Although the writer’s strike put everything remotely related to selling scripts on pause, that didn’t mean I was barred from preparing for a time after the issues were resolved, when I would be able to network and try to option my screenplay. Taking the time to thoughtfully draft a query letter for representation was a big step, but it was also only half of what I wanted to do during these circumstances.
The other task I planned on doing was following the advice that I had been given by the judge I’d had the second consultation with for the script of Dig Down: to keep writing scripts.
I had already adapted Dig Down and Lock the Doors into screenplays, but hadn’t gotten to I’m Not My Father yet. This wasn’t the only story that was low hanging fruit for conversion to a script. There were plenty of stories I’d written before I had finally made the move to self-publish, and I felt more than a few of them could be worthwhile and engaging screenplays.
But at this point, a few weeks removed from that second consultation, a lot of the points the judge had made were fresh in my mind, and I was starting to accept that although I had stories available for adaptation, this wasn’t the path to take. All the stories I had written already were written as novels and short stories. That was primarily how I saw them, and I felt any effort to convert them to this new medium would run the risk of arriving at the same end point as Dig Down: good…but not good enough.

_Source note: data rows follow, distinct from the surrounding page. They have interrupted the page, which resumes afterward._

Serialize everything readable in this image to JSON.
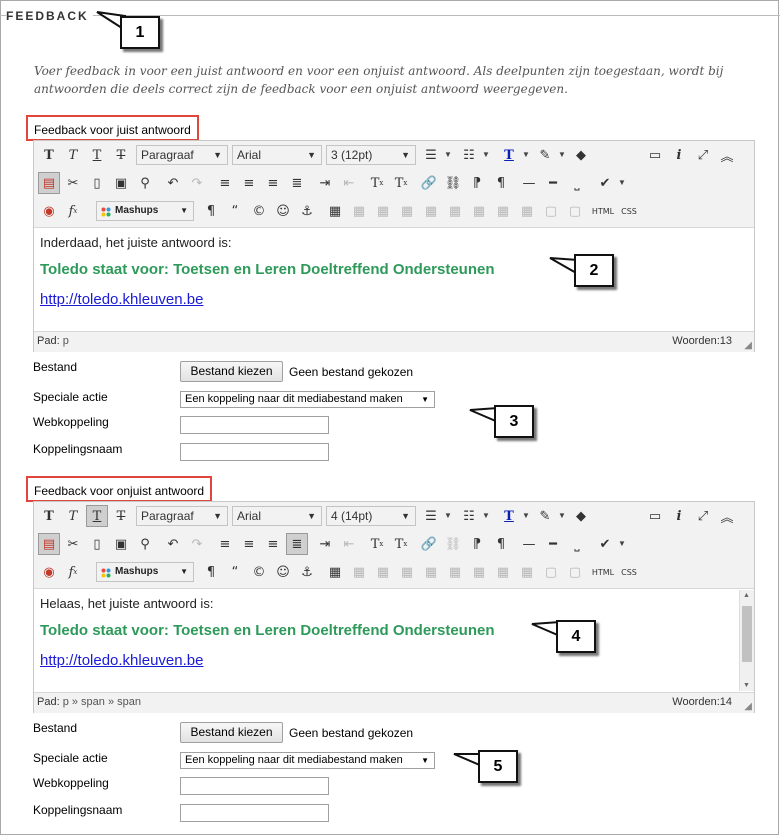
{
  "section_title": "FEEDBACK",
  "intro_text": "Voer feedback in voor een juist antwoord en voor een onjuist antwoord. Als deelpunten zijn toegestaan, wordt bij antwoorden die deels correct zijn de feedback voor een onjuist antwoord weergegeven.",
  "toolbar_labels": {
    "bold": "T",
    "italic": "T",
    "underline": "T",
    "strike": "T",
    "mashups": "Mashups",
    "html": "HTML",
    "css": "CSS",
    "superscript": "T",
    "subscript": "T",
    "fx": "f",
    "pilcrow": "¶",
    "quote": "“",
    "copyright": "©",
    "info": "i"
  },
  "correct": {
    "label": "Feedback voor juist antwoord",
    "paragraph_select": "Paragraaf",
    "font_select": "Arial",
    "size_select": "3 (12pt)",
    "line1": "Inderdaad, het juiste antwoord is:",
    "line2": "Toledo staat voor: Toetsen en Leren Doeltreffend Ondersteunen",
    "line3": "http://toledo.khleuven.be",
    "path_label": "Pad:",
    "path_value": "p",
    "words": "Woorden:13"
  },
  "incorrect": {
    "label": "Feedback voor onjuist antwoord",
    "paragraph_select": "Paragraaf",
    "font_select": "Arial",
    "size_select": "4 (14pt)",
    "line1": "Helaas, het juiste antwoord is:",
    "line2": "Toledo staat voor: Toetsen en Leren Doeltreffend Ondersteunen",
    "line3": "http://toledo.khleuven.be",
    "path_label": "Pad:",
    "path_value": "p » span » span",
    "words": "Woorden:14"
  },
  "form": {
    "file_label": "Bestand",
    "file_button": "Bestand kiezen",
    "file_none": "Geen bestand gekozen",
    "action_label": "Speciale actie",
    "action_value": "Een koppeling naar dit mediabestand maken",
    "weblink_label": "Webkoppeling",
    "linkname_label": "Koppelingsnaam"
  },
  "callouts": [
    "1",
    "2",
    "3",
    "4",
    "5"
  ],
  "colors": {
    "callout_border": "#e0463b",
    "green_text": "#2e9a5a",
    "link": "#1b1bd6"
  }
}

I decided that if I was going to write another screenplay, I was going to write it with it being a screenplay in mind from the start. That meant, for the first time since 2008, a full 15 years(!) I was going to be writing an original screenplay, not an adaptation of one. If the story was going to be adapted, it was going to be adapted from a screenplay to a novel, novella or short story.
At this time, I was starting to outline and flesh out the idea for a new story-one that would be too big to be a screenplay-but that was fine to focus on it for now, because I didn’t yet have my idea for a new script.
That was going to come much later.
But I had the map of a plan. When I came back to the screenwriting circuit, to the contests, and festivals, and networking, it was going to be with a story designed to be a script from the start.